Assume this tool is able to read all files on the machine. If the user provides a path to a file, assume that path is valid.

## Usage

- The path parameter can be absolute or relative to the working directory.
- By default, it reads up to 2000 lines starting from the beginning of the file. You can optionally specify offset and limit for large files.
- Any lines longer than 2000 characters will be truncated.
- Results are returned with line numbers in "     1→content" format.

## File Type Support

- **Text files**: All text files are read with line numbers. This is the default behavior.
- **Image files** (PNG, JPG, GIF, SVG, WebP, BMP, ICO): Returns a base64-encoded data URI that can be visually analyzed.

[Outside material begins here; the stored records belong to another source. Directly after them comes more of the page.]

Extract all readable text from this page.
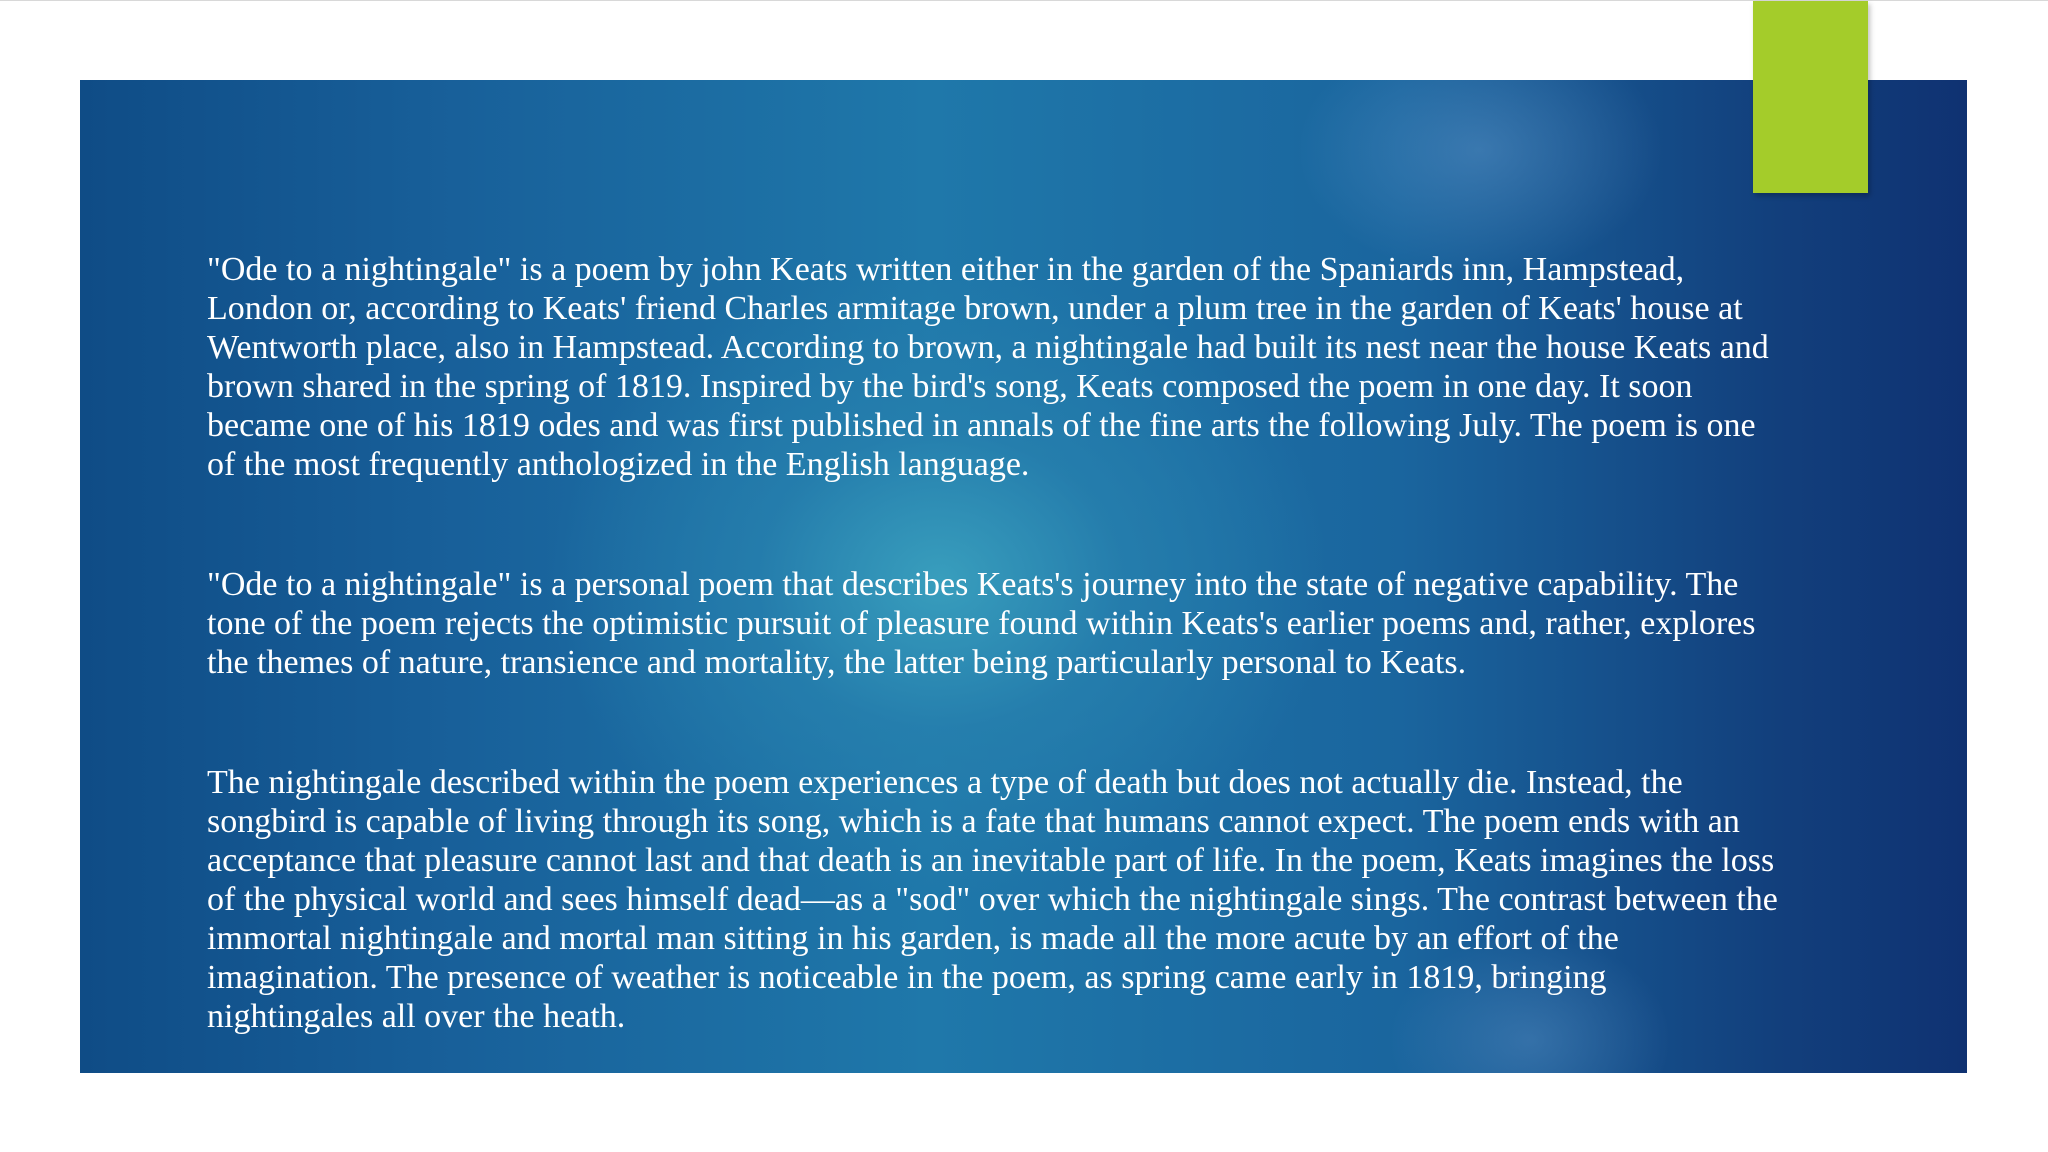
"Ode to a nightingale" is a poem by john Keats written either in the garden of the Spaniards inn, Hampstead,
London or, according to Keats' friend Charles armitage brown, under a plum tree in the garden of Keats' house at
Wentworth place, also in Hampstead. According to brown, a nightingale had built its nest near the house Keats and
brown shared in the spring of 1819. Inspired by the bird's song, Keats composed the poem in one day. It soon
became one of his 1819 odes and was first published in annals of the fine arts the following July. The poem is one
of the most frequently anthologized in the English language.

"Ode to a nightingale" is a personal poem that describes Keats's journey into the state of negative capability. The
tone of the poem rejects the optimistic pursuit of pleasure found within Keats's earlier poems and, rather, explores
the themes of nature, transience and mortality, the latter being particularly personal to Keats.

The nightingale described within the poem experiences a type of death but does not actually die. Instead, the
songbird is capable of living through its song, which is a fate that humans cannot expect. The poem ends with an
acceptance that pleasure cannot last and that death is an inevitable part of life. In the poem, Keats imagines the loss
of the physical world and sees himself dead—as a "sod" over which the nightingale sings. The contrast between the
immortal nightingale and mortal man sitting in his garden, is made all the more acute by an effort of the
imagination. The presence of weather is noticeable in the poem, as spring came early in 1819, bringing
nightingales all over the heath.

Use this when the user asks you to look at a screenshot or image.
- **PDF files** (.pdf): Extracts text content from PDF pages. For large PDFs (10+ pages), use the `pages` parameter to read specific page ranges (e.g. pages="1-5"). Maximum 20 pages per request.
- **Jupyter notebooks** (.ipynb): Parses the notebook JSON and returns all cells with their type, source, and outputs in a readable format. Combines code, text, and output for easy understanding.

## Critical Rules

- ALWAYS use `read` to view files. NEVER use `bash` with cat/head/tail/type/Get-Content.
- You MUST read an existing file before using `write`, `edit`, `patch`, or `notebookedit` on it. Unread or stale edits are rejected.
- You can call multiple `read` tools in a single response. It is always better to speculatively read multiple potentially useful files in parallel.
- If the user provides a path to a screenshot, ALWAYS use this tool to view the file at that path.

## Parameters

- path (required): file path (absolute or relative)
- offset (optional): start line number (1-based). Only provide if the file is too large to read at once.
- limit (optional): max lines to return. Only provide if the file is too large to read at once.
- encoding (optional): file encoding (default: utf8)
- pages (optional): page range for PDF files (e.g. "1-5", "3", "10-20"). Only applicable to PDF files.

## Tips

- Read the full file first to understand context before editing. Offset/limit reads are treated as partial views and do not authorize whole-file overwrites.
- For large files (1000+ lines), use offset+limit to read specific sections.
- After a failed edit, re-read the file — it may have changed since your last read.
- Line numbers in output help you locate exact positions for edits.
- When reading multiple related files, read them all in parallel for efficiency.
- When editing text from read output, preserve the exact indentation (tabs/spaces) as it appears AFTER the line number prefix. The line number prefix format is: spaces + line number + →. Everything after that → is the actual file content to match. Never include any part of the line number prefix in edit operations.